Souvent, en matière d’investissement, ce ne sont pas les marchés, mais des décisions liées aux émotions et des erreurs répandues qui impactent négativement le rendement pour les investisseuses et investisseurs privés.
«Le principal ennemi de la personne qui investit n’est pas la banque qui prélève des frais trop élevés, mais elle-même», a déclaré Benjamin Graham, qui était un économiste de renom, un investisseur légendaire et l’enseignant de Warren Buffett.
L’avis de Graham a depuis été confirmé par l’économie comportementale, une branche récente des sciences économiques: ce sont les investisseuses et les investisseurs qui se dressent eux-mêmes des obstacles. En effet, des études d’économie comportementale montrent que les erreurs irrationnelles en matière de placement peuvent entraîner des pertes de rendement allant jusqu’à 6,5% par an. Sous l’effet des intérêts composés, ces pertes se répercutent toujours plus sur le long terme. Nous vous présentons ci-après les trois pièges les plus fréquents en matière de placement et vous donnons des conseils concrets pour les éviter.
1. Illusion de sécurité: l’argent placé sur le compte d’épargne ne protège pas contre les pertes
«Investir dans des actions est beaucoup trop risqué.

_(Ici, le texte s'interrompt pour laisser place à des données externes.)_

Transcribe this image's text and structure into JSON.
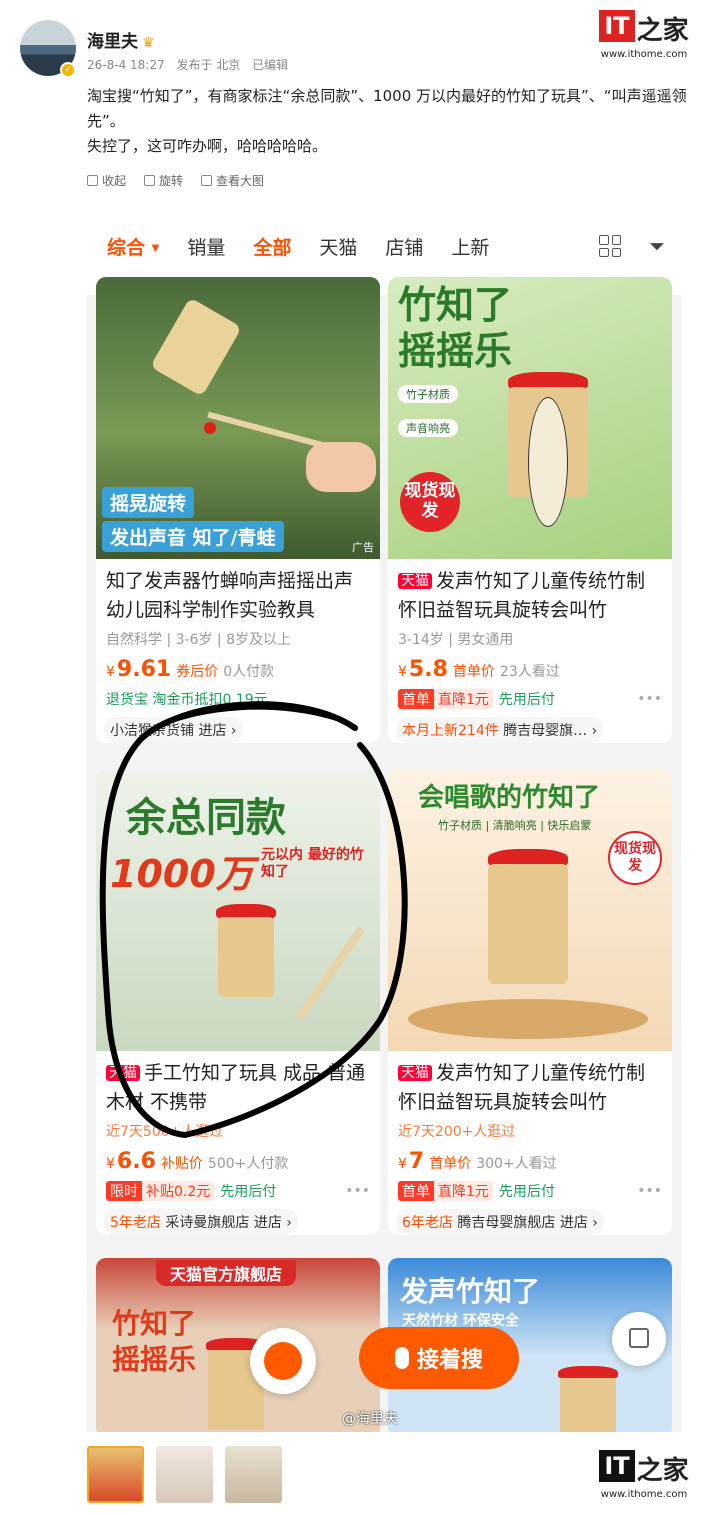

Je préfère laisser mon argent sur le compte d’épargne.» Vous êtes-vous déjà surpris(e) à croire à une telle idée?
Beaucoup de gens pensent que leur argent n’est en sécurité que sur le compte d’épargne. Un tel compte auprès d’une banque suisse offre une protection des déposants, grâce à laquelle les clientes et clients bénéficient d’une protection accrue jusqu’à un montant maximum de 100 000 francs en cas de faillite d’une banque. Autre aspect important: l’argent sur votre compte d’épargne n’est soumis à aucune fluctuation. Mais cette prétendue sécurité peut s’avérer trompeuse. En effet, l’inflation entraîne une baisse du pouvoir d’achat de votre épargne, en particulier lorsque les taux d’intérêt sont bas. Entre 2002 et 2022, le rendement annuel moyen des liquidités était de 0,1%, alors que l’inflation était de 0,5%. Cela se traduit par une perte de valeur réelle de votre fortune.

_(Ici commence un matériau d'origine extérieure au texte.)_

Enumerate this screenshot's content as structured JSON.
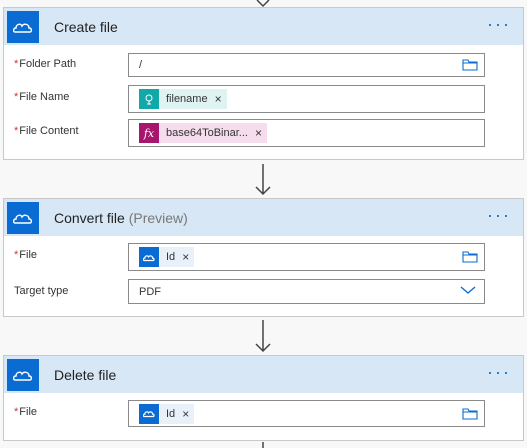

En revanche, les investissements en actions offrent des opportunités de rendement intéressantes à long terme. Ainsi, les actions suisses, dividendes compris, ont réalisé un rendement annuel moyen de 6,9% entre 1997 et 2021, soit nettement plus qu’un compte d’épargne. De plus, les bourses ne sont pas des casinos, même si les variations de cours à court terme peuvent le laisser penser. Les bourses ont plutôt une fonction économique. Elles financent les entreprises et permettent aux investisseuses et investisseurs de participer à la création de valeur d’une économie nationale et d’en profiter. Les personnes qui ne se laissent pas déstabiliser par des variations de cours et des changements d’attitude et qui disposent d’un horizon de placement à long terme bénéficient d’opportunités de rendement nettement plus élevées que celles offertes par un compte d’épargne.
Conseil: au lieu de placer votre capital sur le compte d’épargne, vous devriez envisager une stratégie de placement diversifiée, adaptée à vos objectifs individuels et à votre propension au risque.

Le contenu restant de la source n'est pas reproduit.